Politicians and activists kept up pressure on the de Blasio administration to increase its allocations of New York City Housing Authority apartments for the homeless in the face of a spiraling indigent crisis—and brandished a sheet of statistics showing that previous mayors had granted shelter families greater access to public housing despite dealing with smaller populations.
Chanting “fight, fight, fight, housing is a human right” on the steps of City Hall, the officials and advocates insisted that Mayor Bill de Blasio and his NYCHA Chairwoman Shola Olatoye make 2,500 of the 6,000 public housing units that open up each year available to homeless families, almost four times the mayor’s current outlay of 750. The statistics cited in the report they distributed were largely a rehash of figures the Coalition for the Homeless released in its “State of the Homeless” report in March: that former Mayor David Dinkins had set aside 1,215 NYCHA spots for homeless families a year during his four-year tenure, while former Mayor Rudolph Giuliani had made 854 slots available during the 1990s—when the number of people without regular shelter was half the current population of 60,000 families in the system today.
“The city has direct control over thousands of public housing units that should be prioritized for those with the highest immediate housing needs,” said Public Advocate Letitia James. “By expanding the number of NYCHA units set aside for families in our shelter system, we can provide the kind of permanent and stable housing that is necessary to end the vicious cycle of homelessness.”
Former Mayor Michael Bloomberg, seeking to ease entry for the 270,000 families on NYCHA’s waitlist, cut off access to people coming out of the shelters in 2005, which the report blamed for the burgeoning numbers of people on the streets.
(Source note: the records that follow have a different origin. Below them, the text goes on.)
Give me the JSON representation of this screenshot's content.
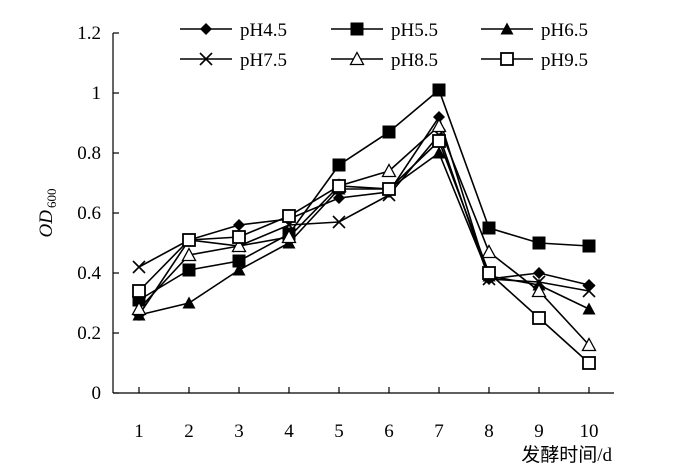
{
  "chart_data": {
    "type": "line",
    "xlabel": "发酵时间/d",
    "ylabel": {
      "main": "OD",
      "subscript": "600"
    },
    "x": [
      1,
      2,
      3,
      4,
      5,
      6,
      7,
      8,
      9,
      10
    ],
    "x_tick_labels": [
      "1",
      "2",
      "3",
      "4",
      "5",
      "6",
      "7",
      "8",
      "9",
      "10"
    ],
    "ylim": [
      0,
      1.2
    ],
    "y_ticks": [
      0,
      0.2,
      0.4,
      0.6,
      0.8,
      1,
      1.2
    ],
    "y_tick_labels": [
      "0",
      "0.2",
      "0.4",
      "0.6",
      "0.8",
      "1",
      "1.2"
    ],
    "grid": false,
    "legend_position": "top-right",
    "series": [
      {
        "name": "pH4.5",
        "marker": "diamond-filled",
        "values": [
          0.26,
          0.51,
          0.56,
          0.58,
          0.65,
          0.67,
          0.92,
          0.38,
          0.4,
          0.36
        ]
      },
      {
        "name": "pH5.5",
        "marker": "square-filled",
        "values": [
          0.31,
          0.41,
          0.44,
          0.53,
          0.76,
          0.87,
          1.01,
          0.55,
          0.5,
          0.49
        ]
      },
      {
        "name": "pH6.5",
        "marker": "triangle-filled",
        "values": [
          0.26,
          0.3,
          0.41,
          0.5,
          0.68,
          0.68,
          0.8,
          0.39,
          0.36,
          0.28
        ]
      },
      {
        "name": "pH7.5",
        "marker": "cross",
        "values": [
          0.42,
          0.51,
          0.49,
          0.56,
          0.57,
          0.66,
          0.86,
          0.38,
          0.37,
          0.34
        ]
      },
      {
        "name": "pH8.5",
        "marker": "triangle-open",
        "values": [
          0.28,
          0.46,
          0.49,
          0.52,
          0.69,
          0.74,
          0.89,
          0.47,
          0.34,
          0.16
        ]
      },
      {
        "name": "pH9.5",
        "marker": "square-open",
        "values": [
          0.34,
          0.51,
          0.52,
          0.59,
          0.69,
          0.68,
          0.84,
          0.4,
          0.25,
          0.1
        ]
      }
    ]
  }
}
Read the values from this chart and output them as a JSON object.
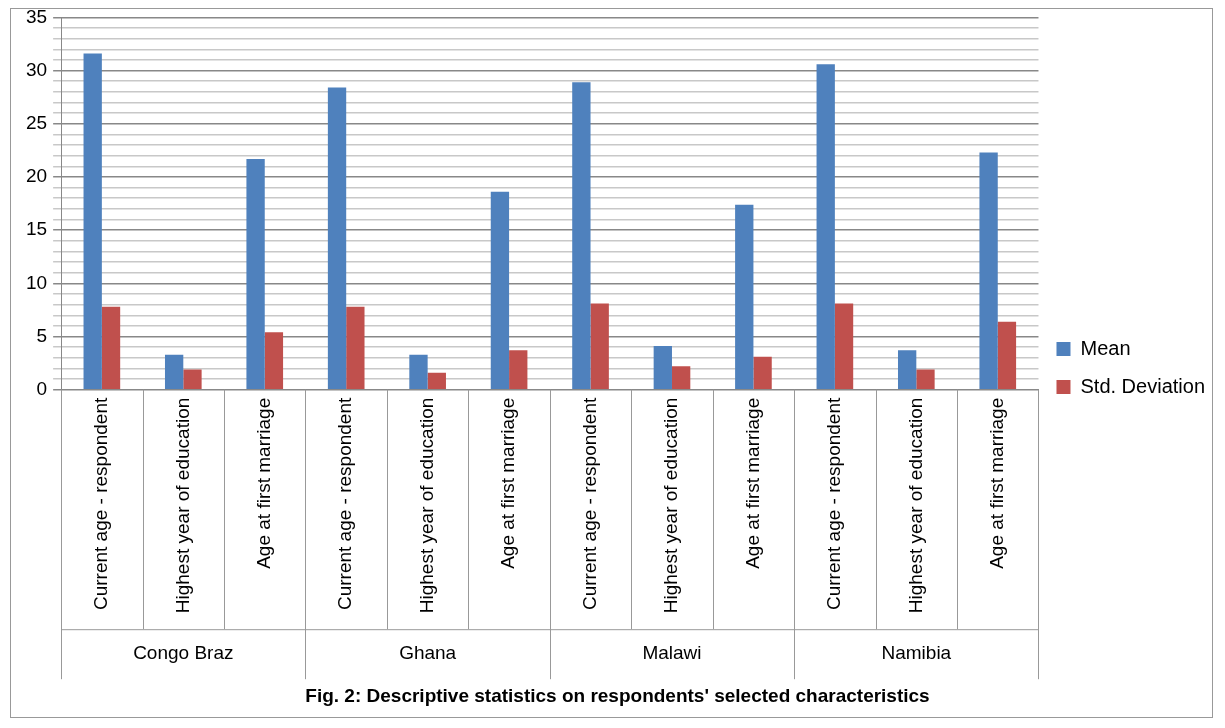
{
  "chart_data": {
    "type": "bar",
    "title": "Fig. 2: Descriptive statistics on respondents' selected characteristics",
    "categories": [
      "Current age - respondent",
      "Highest year of education",
      "Age at first marriage",
      "Current age - respondent",
      "Highest year of education",
      "Age at first marriage",
      "Current age - respondent",
      "Highest year of education",
      "Age at first marriage",
      "Current age - respondent",
      "Highest year of education",
      "Age at first marriage"
    ],
    "annotations": [
      "Congo Braz",
      "Ghana",
      "Malawi",
      "Namibia"
    ],
    "series": [
      {
        "name": "Mean",
        "color": "#4f81bd",
        "values": [
          31.6,
          3.3,
          21.7,
          28.4,
          3.3,
          18.6,
          28.9,
          4.1,
          17.4,
          30.6,
          3.7,
          22.3
        ]
      },
      {
        "name": "Std. Deviation",
        "color": "#c0504d",
        "values": [
          7.8,
          1.9,
          5.4,
          7.8,
          1.6,
          3.7,
          8.1,
          2.2,
          3.1,
          8.1,
          1.9,
          6.4
        ]
      }
    ],
    "ylim": [
      0,
      35
    ],
    "yticks": [
      0,
      {
        "value": 1,
        "label": null
      },
      {
        "value": 2,
        "label": null
      },
      {
        "value": 3,
        "label": null
      },
      {
        "value": 4,
        "label": null
      },
      5,
      {
        "value": 6,
        "label": null
      },
      {
        "value": 7,
        "label": null
      },
      {
        "value": 8,
        "label": null
      },
      {
        "value": 9,
        "label": null
      },
      10,
      {
        "value": 11,
        "label": null
      },
      {
        "value": 12,
        "label": null
      },
      {
        "value": 13,
        "label": null
      },
      {
        "value": 14,
        "label": null
      },
      15,
      {
        "value": 16,
        "label": null
      },
      {
        "value": 17,
        "label": null
      },
      {
        "value": 18,
        "label": null
      },
      {
        "value": 19,
        "label": null
      },
      20,
      {
        "value": 21,
        "label": null
      },
      {
        "value": 22,
        "label": null
      },
      {
        "value": 23,
        "label": null
      },
      {
        "value": 24,
        "label": null
      },
      25,
      {
        "value": 26,
        "label": null
      },
      {
        "value": 27,
        "label": null
      },
      {
        "value": 28,
        "label": null
      },
      {
        "value": 29,
        "label": null
      },
      30,
      {
        "value": 31,
        "label": null
      },
      {
        "value": 32,
        "label": null
      },
      {
        "value": 33,
        "label": null
      },
      {
        "value": 34,
        "label": null
      },
      35
    ],
    "grid": "y",
    "legend": "right"
  }
}
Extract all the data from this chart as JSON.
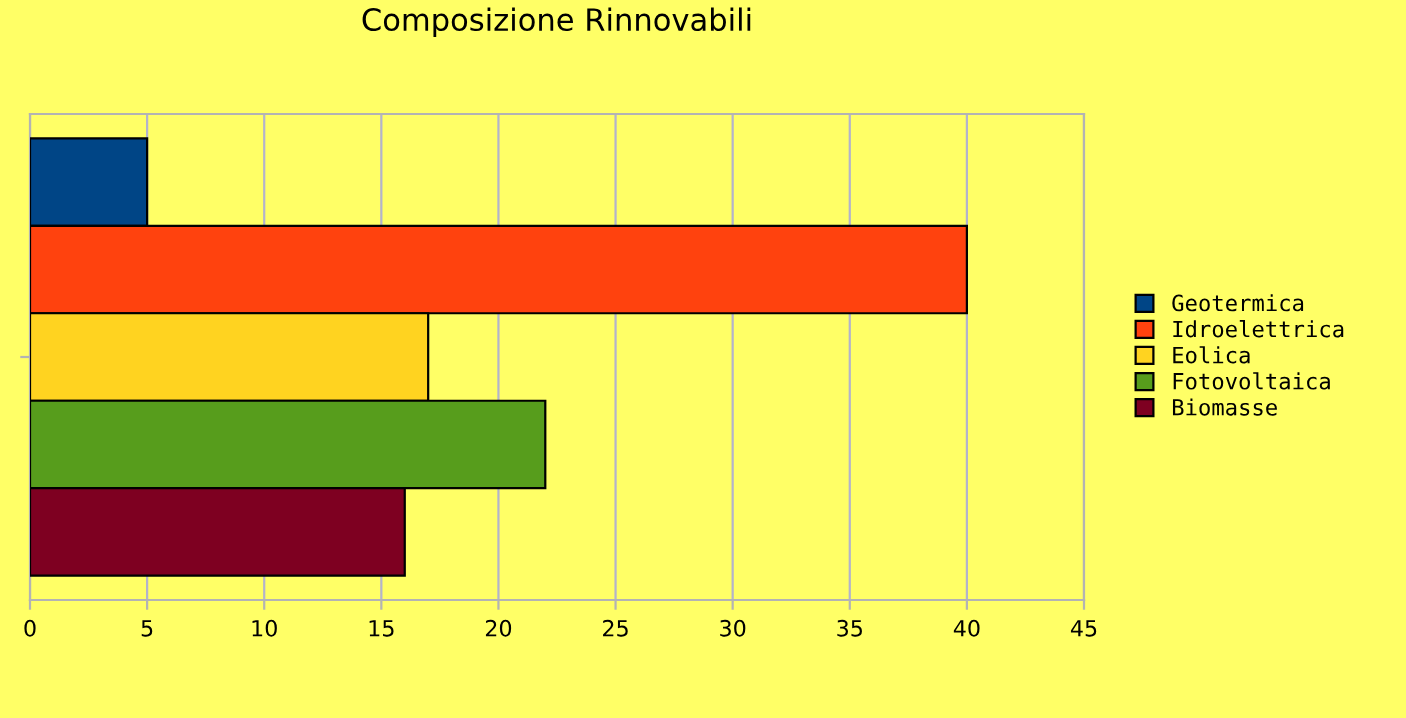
{
  "chart_data": {
    "type": "bar",
    "orientation": "horizontal",
    "title": "Composizione Rinnovabili",
    "categories": [
      null
    ],
    "series": [
      {
        "name": "Geotermica",
        "color": "#004586",
        "values": [
          5
        ]
      },
      {
        "name": "Idroelettrica",
        "color": "#ff420e",
        "values": [
          40
        ]
      },
      {
        "name": "Eolica",
        "color": "#ffd320",
        "values": [
          17
        ]
      },
      {
        "name": "Fotovoltaica",
        "color": "#579d1c",
        "values": [
          22
        ]
      },
      {
        "name": "Biomasse",
        "color": "#7e0021",
        "values": [
          16
        ]
      }
    ],
    "xlim": [
      0,
      45
    ],
    "xticks": [
      0,
      5,
      10,
      15,
      20,
      25,
      30,
      35,
      40,
      45
    ],
    "grid": "x",
    "legend": "right"
  }
}
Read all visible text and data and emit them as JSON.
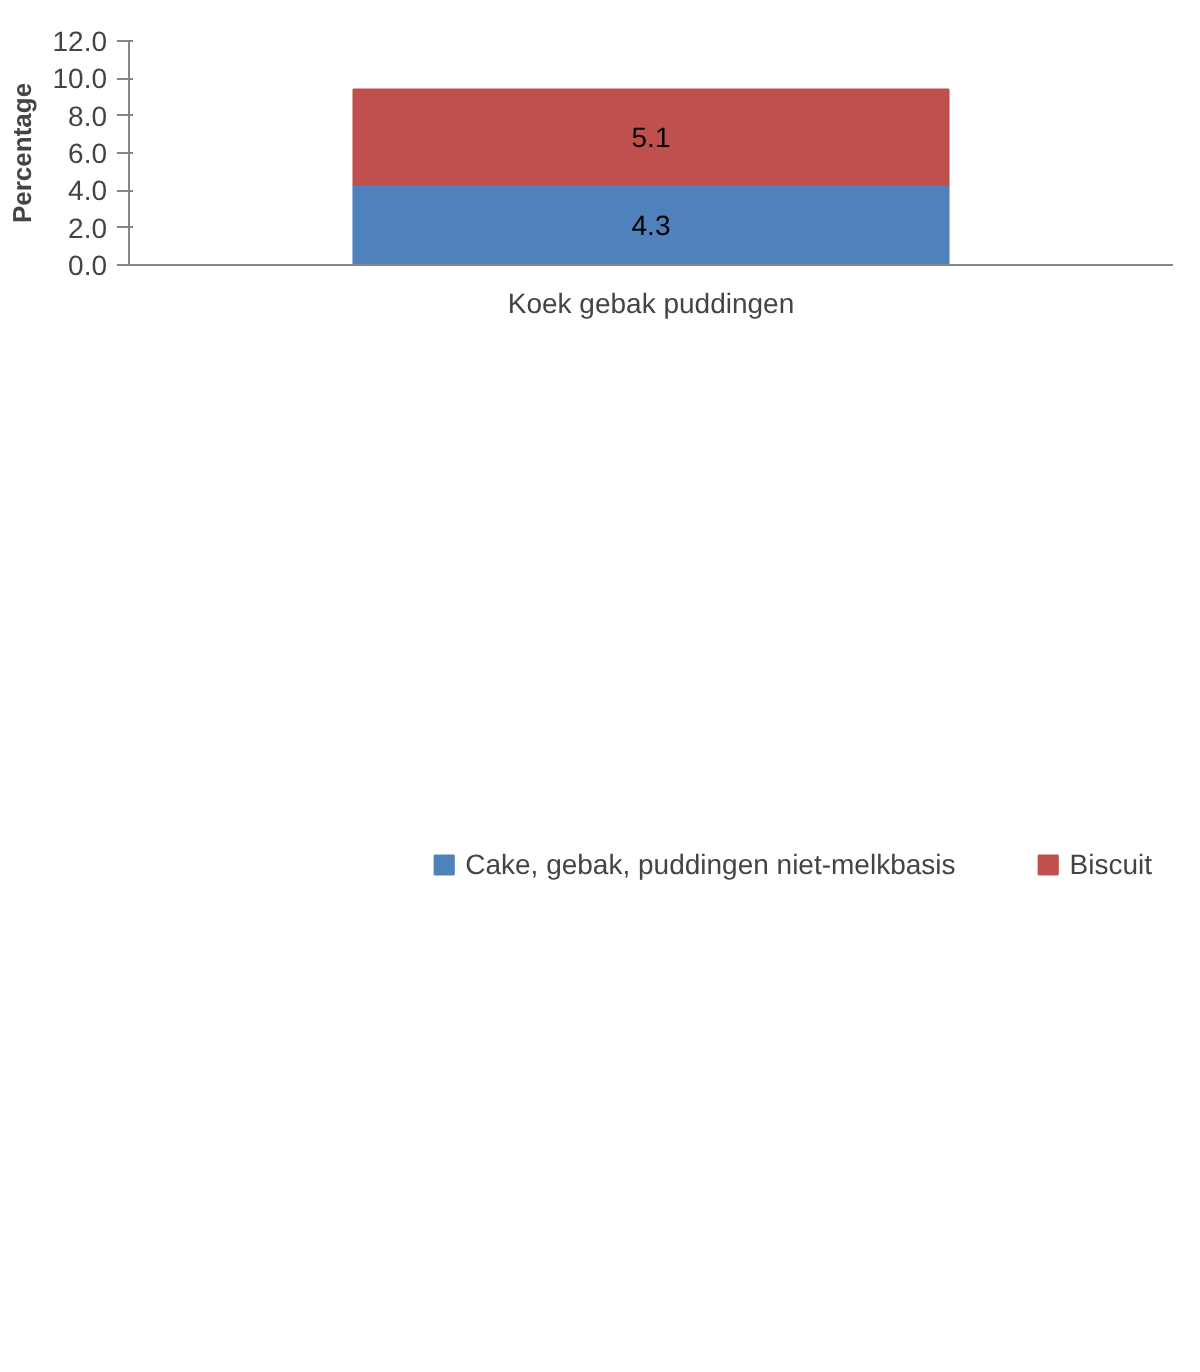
{
  "chart_data": {
    "type": "bar",
    "stacked": true,
    "categories": [
      "Koek gebak puddingen"
    ],
    "ylabel": "Percentage",
    "series": [
      {
        "name": "Cake, gebak, puddingen niet-melkbasis",
        "color": "#4f81bd",
        "values": [
          4.3
        ]
      },
      {
        "name": "Biscuit",
        "color": "#c0504d",
        "values": [
          5.1
        ]
      }
    ],
    "ylim": [
      0,
      12
    ],
    "yticks": [
      {
        "value": 0,
        "label": "0.0"
      },
      {
        "value": 2,
        "label": "2.0"
      },
      {
        "value": 4,
        "label": "4.0"
      },
      {
        "value": 6,
        "label": "6.0"
      },
      {
        "value": 8,
        "label": "8.0"
      },
      {
        "value": 10,
        "label": "10.0"
      },
      {
        "value": 12,
        "label": "12.0"
      }
    ],
    "data_labels": true,
    "legend": "bottom",
    "grid": false
  }
}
The council members in attendance, many of them liberals like Mr. de Blasio, were careful not to blame the current mayor for the problem even as they pressed him to fix it.
“This administration has done some very good things when it comes to combating this homelessness crisis here in New York City,” said Mr. Levin, noting that—unlike many programs—public housing is in complete control of the city, not the state. “There are some very interesting things happening, but what they have to do more of is find NYCHA units for the homeless. This is one of the things we have complete control over.”
Councilman Jumaane Williams also focused the blame on Mr. Bloomberg, though he expressed disappointment at Mr. de Blasio’s provisions for the homeless.
“This mayor inherited a crisis,” he said. “It is a problem though that administrations past have given so much of NYCHA housing to the homeless.”
Ms. Olatoye, however, stressed in testimony to the Council last month that NYCHA had no intention of increasing the allocation. However, the administration stood up for itself, saying that—on top of the main outlay of 750—the administration will house 500 domestic violence victims in public housing this year and grant federal Section 8 housing vouchers to 500 more.
Some 440 homeless military veterans will also receive special subsidized vouchers. The administration noted that the housing market places far more pressure on low-income New Yorkers in all circumstances than it did during the Dinkins and Giuliani administrations, and that NYCHA has a responsibility to all those waitlisted
“Today’s realities are very different from that of 15 or 20 years ago—we’ve lost thousands of units of affordable housing, resulting in 400,000 New Yorkers on waitlists for NYCHA units and Section 8 vouchers—that is larger than the population of New Orleans,” said spokewoman Ishanee Parikh in a statement sent to the Observer. “With such pressing demand for affordable housing, the de Blasio administration is leveraging NYCHA fairly to help different populations and combat our homelessness crisis.”
Updated to include comment from Ms. Parikh.